Um belo plano que deixa claro o resultado negativo da noite para os personagens. Haled ocupa agora a cadeira de Tawfiq, enquanto ao centro a sua cadeira está vazia. Dina e Haled se sentem deslocados em lados opostos do enquadramento, tendo um instrumento musical e uma garrafa de vinho entre si. O vinho que remete ao restaurante e a personalidade de Dina e o instrumento referente à orquestra, uma repetição simbólica do encontro que resultou nessa noite.

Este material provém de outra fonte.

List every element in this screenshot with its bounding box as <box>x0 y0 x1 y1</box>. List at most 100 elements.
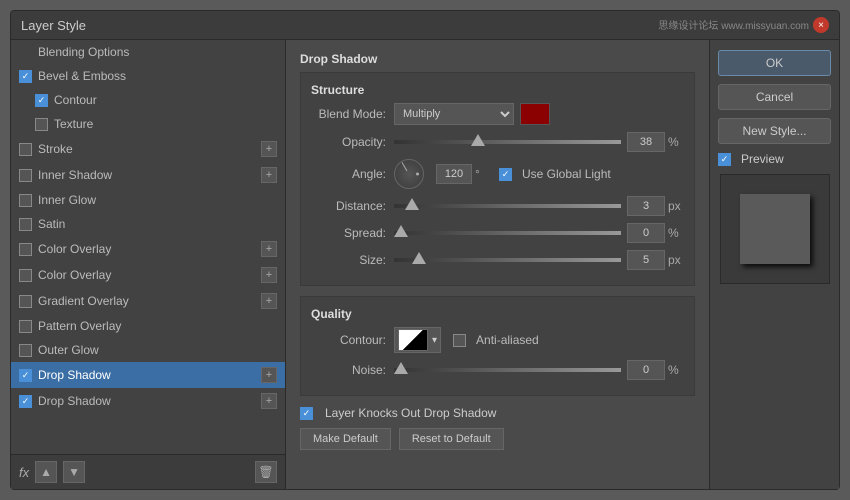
angle-indicator <box>402 162 408 171</box>
layer-item-inner-glow[interactable]: Inner Glow <box>11 188 285 212</box>
distance-slider-thumb <box>405 198 419 210</box>
add-btn-stroke[interactable]: + <box>261 141 277 157</box>
use-global-light-label[interactable]: Use Global Light <box>499 167 611 181</box>
layer-item-texture[interactable]: Texture <box>11 112 285 136</box>
anti-aliased-text: Anti-aliased <box>476 333 539 347</box>
checkbox-drop-shadow-2[interactable] <box>19 395 32 408</box>
angle-row: Angle: ° Use Global Light <box>311 159 684 189</box>
use-global-light-checkbox[interactable] <box>499 168 512 181</box>
bottom-toolbar: fx ▲ ▼ 🗑 <box>11 454 285 489</box>
checkbox-stroke[interactable] <box>19 143 32 156</box>
layer-item-contour[interactable]: Contour <box>11 88 285 112</box>
checkbox-contour[interactable] <box>35 94 48 107</box>
layer-item-bevel-emboss[interactable]: Bevel & Emboss <box>11 64 285 88</box>
size-input[interactable] <box>627 250 665 270</box>
layer-item-satin[interactable]: Satin <box>11 212 285 236</box>
label-color-overlay-2: Color Overlay <box>38 268 111 282</box>
checkbox-drop-shadow-1[interactable] <box>19 369 32 382</box>
add-btn-color-overlay-1[interactable]: + <box>261 241 277 257</box>
opacity-unit: % <box>668 135 684 149</box>
add-btn-color-overlay-2[interactable]: + <box>261 267 277 283</box>
cancel-button[interactable]: Cancel <box>718 84 831 110</box>
spread-slider-thumb <box>394 225 408 237</box>
checkbox-pattern-overlay[interactable] <box>19 320 32 333</box>
right-panel: OK Cancel New Style... Preview <box>709 40 839 489</box>
noise-slider-container <box>394 368 621 372</box>
opacity-slider[interactable] <box>394 140 621 144</box>
distance-input[interactable] <box>627 196 665 216</box>
opacity-label: Opacity: <box>311 135 386 149</box>
noise-slider[interactable] <box>394 368 621 372</box>
reset-to-default-button[interactable]: Reset to Default <box>399 428 504 450</box>
noise-input[interactable] <box>627 360 665 380</box>
left-panel: Blending OptionsBevel & Emboss Contour Tex… <box>11 40 286 489</box>
anti-aliased-label[interactable]: Anti-aliased <box>453 333 539 347</box>
distance-label: Distance: <box>311 199 386 213</box>
watermark: 思缘设计论坛 www.missyuan.com <box>658 17 809 32</box>
knockout-label: Layer Knocks Out Drop Shadow <box>325 406 496 420</box>
layer-item-blending-options[interactable]: Blending Options <box>11 40 285 64</box>
layer-items-list: Blending OptionsBevel & Emboss Contour Tex… <box>11 40 285 454</box>
contour-dropdown[interactable]: ▾ <box>394 327 441 353</box>
add-btn-gradient-overlay[interactable]: + <box>261 293 277 309</box>
checkbox-inner-glow[interactable] <box>19 194 32 207</box>
dialog-body: Blending OptionsBevel & Emboss Contour Tex… <box>11 40 839 489</box>
size-unit: px <box>668 253 684 267</box>
checkbox-gradient-overlay[interactable] <box>19 295 32 308</box>
layer-item-stroke[interactable]: Stroke + <box>11 136 285 162</box>
knockout-row: Layer Knocks Out Drop Shadow <box>300 406 695 420</box>
title-bar: Layer Style 思缘设计论坛 www.missyuan.com × <box>11 11 839 40</box>
close-button[interactable]: × <box>813 17 829 33</box>
angle-input[interactable] <box>436 164 472 184</box>
layer-item-gradient-overlay[interactable]: Gradient Overlay + <box>11 288 285 314</box>
distance-slider-container <box>394 204 621 208</box>
checkbox-bevel-emboss[interactable] <box>19 70 32 83</box>
opacity-input[interactable] <box>627 132 665 152</box>
drop-shadow-title: Drop Shadow <box>300 52 695 66</box>
delete-button[interactable]: 🗑 <box>255 461 277 483</box>
layer-item-inner-shadow[interactable]: Inner Shadow+ <box>11 162 285 188</box>
layer-item-color-overlay-1[interactable]: Color Overlay+ <box>11 236 285 262</box>
layer-item-drop-shadow-2[interactable]: Drop Shadow + <box>11 388 285 414</box>
ok-button[interactable]: OK <box>718 50 831 76</box>
size-slider-thumb <box>412 252 426 264</box>
angle-dial[interactable] <box>394 159 424 189</box>
preview-checkbox[interactable] <box>718 153 731 166</box>
checkbox-color-overlay-2[interactable] <box>19 269 32 282</box>
checkbox-outer-glow[interactable] <box>19 344 32 357</box>
size-slider[interactable] <box>394 258 621 262</box>
blend-mode-label: Blend Mode: <box>311 107 386 121</box>
label-stroke: Stroke <box>38 142 73 156</box>
new-style-button[interactable]: New Style... <box>718 118 831 144</box>
color-swatch[interactable] <box>520 103 550 125</box>
checkbox-satin[interactable] <box>19 218 32 231</box>
checkbox-inner-shadow[interactable] <box>19 169 32 182</box>
layer-item-color-overlay-2[interactable]: Color Overlay + <box>11 262 285 288</box>
layer-item-drop-shadow-1[interactable]: Drop Shadow+ <box>11 362 285 388</box>
label-drop-shadow-2: Drop Shadow <box>38 394 111 408</box>
layer-item-pattern-overlay[interactable]: Pattern Overlay <box>11 314 285 338</box>
anti-aliased-checkbox[interactable] <box>453 334 466 347</box>
layer-style-dialog: Layer Style 思缘设计论坛 www.missyuan.com × Bl… <box>10 10 840 490</box>
add-btn-drop-shadow-2[interactable]: + <box>261 393 277 409</box>
label-pattern-overlay: Pattern Overlay <box>38 319 121 333</box>
blend-mode-select[interactable]: NormalDissolveDarkenMultiplyColor BurnLi… <box>394 103 514 125</box>
bottom-section: Layer Knocks Out Drop Shadow Make Defaul… <box>300 406 695 450</box>
spread-input[interactable] <box>627 223 665 243</box>
checkbox-color-overlay-1[interactable] <box>19 243 32 256</box>
layer-item-outer-glow[interactable]: Outer Glow <box>11 338 285 362</box>
distance-slider[interactable] <box>394 204 621 208</box>
label-gradient-overlay: Gradient Overlay <box>38 294 129 308</box>
move-up-button[interactable]: ▲ <box>35 461 57 483</box>
add-btn-inner-shadow[interactable]: + <box>261 167 277 183</box>
middle-panel: Drop Shadow Structure Blend Mode: Normal… <box>286 40 709 489</box>
move-down-button[interactable]: ▼ <box>63 461 85 483</box>
add-btn-drop-shadow-1[interactable]: + <box>261 367 277 383</box>
label-outer-glow: Outer Glow <box>38 343 99 357</box>
size-slider-container <box>394 258 621 262</box>
spread-slider[interactable] <box>394 231 621 235</box>
knockout-checkbox[interactable] <box>300 407 313 420</box>
make-default-button[interactable]: Make Default <box>300 428 391 450</box>
label-contour: Contour <box>54 93 97 107</box>
checkbox-texture[interactable] <box>35 118 48 131</box>
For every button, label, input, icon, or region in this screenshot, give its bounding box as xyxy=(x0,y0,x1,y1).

Dina, agora meio aérea, parece refletir sobre a noite e decidir se vale a pena dar uma chance ao jovem.

A despedida.

A despedida.

A personagem de Elkabetz retorna às peças sóbrias e ao cabelo preso e de maneira sutil preserva o vermelho, mas agora não é uma expressão viva de seus sentimentos como no caso do vestido.

A pulseira vermelha é uma lembrança. Seria essa recordação de Tawfiq ou de Haled? Não importa, os três personagens apenas queriam uma memória para levar daquela noite.

A banda A banda

Após a breve passagem no vilarejo, a Orquestra de Alexandria pega o ônibus para o destino correto e fecha o filme com seu concerto. O vermelho e o azul são cores presentes na trama e nessa cena fica claro o motivo da escolha dessas cores. Às costas de Haled a bandeira Egípcia tremula suas cores enquanto Tawfiq canta. Os planos contrapõem  os personagens em um jogo de foco e enquadramento.

O vermelho, o branco e o preto estão presentes na bandeira do país natal da Orquestra e no vestuário da personagem israelense, enquanto o azul da orquestra está na bandeira do país natal da bela Dina. Uma troca que representa a união entre as nações.